In Loving Memory of My Grandma

My grandmother passed away on Sunday morning around 2:30, right after the time change. Mercedes Dorothy (Bloom) Wolner was taken into the arms of her Master to find peace, joy, and restoration for her body. Her parting wish was that all of us would “be happy” because she was happy to be going to see Jesus. Even while dying, her only thought was for us. This was the way she lived her life: serving her husband, children, grandchildren, and great-grandchildren with every fiber of her being. When she departed, the small community of St. James, Minnesota and everyone else who was ever touched by her loving heart (a heart that flowed through her soft, gentle hands) came out in droves to offer their sympathy and to honor the memory of a truly exceptional woman. With her death, she gave us all one final gift, drawing us together as a family to celebrate her life.

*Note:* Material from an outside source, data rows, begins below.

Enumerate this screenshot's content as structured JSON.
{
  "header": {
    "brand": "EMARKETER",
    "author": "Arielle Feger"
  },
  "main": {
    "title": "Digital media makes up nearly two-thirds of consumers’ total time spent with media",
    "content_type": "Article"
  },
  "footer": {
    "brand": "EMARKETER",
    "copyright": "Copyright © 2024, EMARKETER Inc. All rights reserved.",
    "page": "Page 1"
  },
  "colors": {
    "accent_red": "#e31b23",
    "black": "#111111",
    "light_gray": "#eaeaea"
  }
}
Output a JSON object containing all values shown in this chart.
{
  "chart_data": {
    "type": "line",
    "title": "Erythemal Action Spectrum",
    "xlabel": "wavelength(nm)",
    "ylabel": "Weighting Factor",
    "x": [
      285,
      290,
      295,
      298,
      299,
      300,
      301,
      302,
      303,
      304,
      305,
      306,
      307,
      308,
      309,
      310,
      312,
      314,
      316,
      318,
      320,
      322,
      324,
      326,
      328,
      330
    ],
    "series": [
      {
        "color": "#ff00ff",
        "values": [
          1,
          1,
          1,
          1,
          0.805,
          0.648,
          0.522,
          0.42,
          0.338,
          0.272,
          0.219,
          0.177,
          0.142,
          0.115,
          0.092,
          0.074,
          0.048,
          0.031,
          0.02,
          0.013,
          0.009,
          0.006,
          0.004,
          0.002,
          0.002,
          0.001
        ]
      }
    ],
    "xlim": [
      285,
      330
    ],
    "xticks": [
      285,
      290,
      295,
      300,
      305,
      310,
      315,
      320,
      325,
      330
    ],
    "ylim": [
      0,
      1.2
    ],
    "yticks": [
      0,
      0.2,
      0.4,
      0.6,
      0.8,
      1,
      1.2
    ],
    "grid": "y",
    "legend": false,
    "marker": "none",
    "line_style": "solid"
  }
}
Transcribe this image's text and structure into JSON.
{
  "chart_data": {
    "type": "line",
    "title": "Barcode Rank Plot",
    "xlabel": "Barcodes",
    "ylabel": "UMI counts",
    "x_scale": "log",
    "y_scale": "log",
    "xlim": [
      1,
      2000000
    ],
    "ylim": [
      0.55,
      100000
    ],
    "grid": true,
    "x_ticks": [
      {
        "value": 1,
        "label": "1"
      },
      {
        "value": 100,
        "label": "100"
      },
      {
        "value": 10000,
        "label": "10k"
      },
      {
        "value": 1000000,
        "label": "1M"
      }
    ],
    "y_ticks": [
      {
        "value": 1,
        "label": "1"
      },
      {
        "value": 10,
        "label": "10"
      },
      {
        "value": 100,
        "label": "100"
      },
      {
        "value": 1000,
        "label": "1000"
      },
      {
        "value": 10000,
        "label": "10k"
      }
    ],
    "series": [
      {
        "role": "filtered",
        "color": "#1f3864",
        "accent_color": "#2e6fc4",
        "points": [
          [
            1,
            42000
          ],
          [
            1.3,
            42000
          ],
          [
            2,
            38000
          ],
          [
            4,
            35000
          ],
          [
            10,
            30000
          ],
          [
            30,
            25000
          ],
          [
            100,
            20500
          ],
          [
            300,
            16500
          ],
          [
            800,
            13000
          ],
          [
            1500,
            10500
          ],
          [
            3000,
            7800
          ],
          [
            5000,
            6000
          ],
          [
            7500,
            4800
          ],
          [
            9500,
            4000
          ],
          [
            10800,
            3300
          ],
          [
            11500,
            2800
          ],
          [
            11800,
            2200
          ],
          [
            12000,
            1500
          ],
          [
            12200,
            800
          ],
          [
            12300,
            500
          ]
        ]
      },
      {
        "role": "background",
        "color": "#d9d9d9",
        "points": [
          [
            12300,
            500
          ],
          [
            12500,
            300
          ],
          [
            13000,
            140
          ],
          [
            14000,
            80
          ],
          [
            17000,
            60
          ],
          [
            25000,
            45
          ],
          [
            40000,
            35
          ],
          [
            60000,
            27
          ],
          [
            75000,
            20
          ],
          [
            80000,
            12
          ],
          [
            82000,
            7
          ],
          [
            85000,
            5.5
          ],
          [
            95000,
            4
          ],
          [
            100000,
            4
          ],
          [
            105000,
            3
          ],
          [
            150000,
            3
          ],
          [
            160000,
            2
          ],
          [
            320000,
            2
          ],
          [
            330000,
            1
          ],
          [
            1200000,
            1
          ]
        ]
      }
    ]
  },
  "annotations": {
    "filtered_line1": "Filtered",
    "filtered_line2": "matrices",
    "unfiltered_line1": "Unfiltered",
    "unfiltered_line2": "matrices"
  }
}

She was a dove. I cannot really express what she meant to me, because I am only now, in her absence, truly realizing it to the fullest degree, and my soul groans within me in the wake of this loss. Even as far away as she lived for most of my life, she still was able to express her love in powerful ways that evade description. Her smiles contained fountains of unconditional love and joyful pride in each member of her family. Her eyes twinkled with life and strength. Her arms warmed the very core of me every time she gave me a hug. Her home was always a safe haven from the troubles of the world.

The last time I spoke to her was a rain-soaked Wednesday evening last week. Though she was slipping away and seemed to know it, she focused all of her energy upon talking to me. For those five minutes, I was the only one in her universe. She told me she loved me and that she was going to Jesus soon. I told her I loved her and that she inspired me.

Saturday, I saw her again. This time for the last time. She was silent there, lying on the hospital bed in a morphine-induced sleep. I sat next to her, holding her hand in mine. Those same soft hands that had served four generations of my family rested limply in my own. A few hours later she was gone.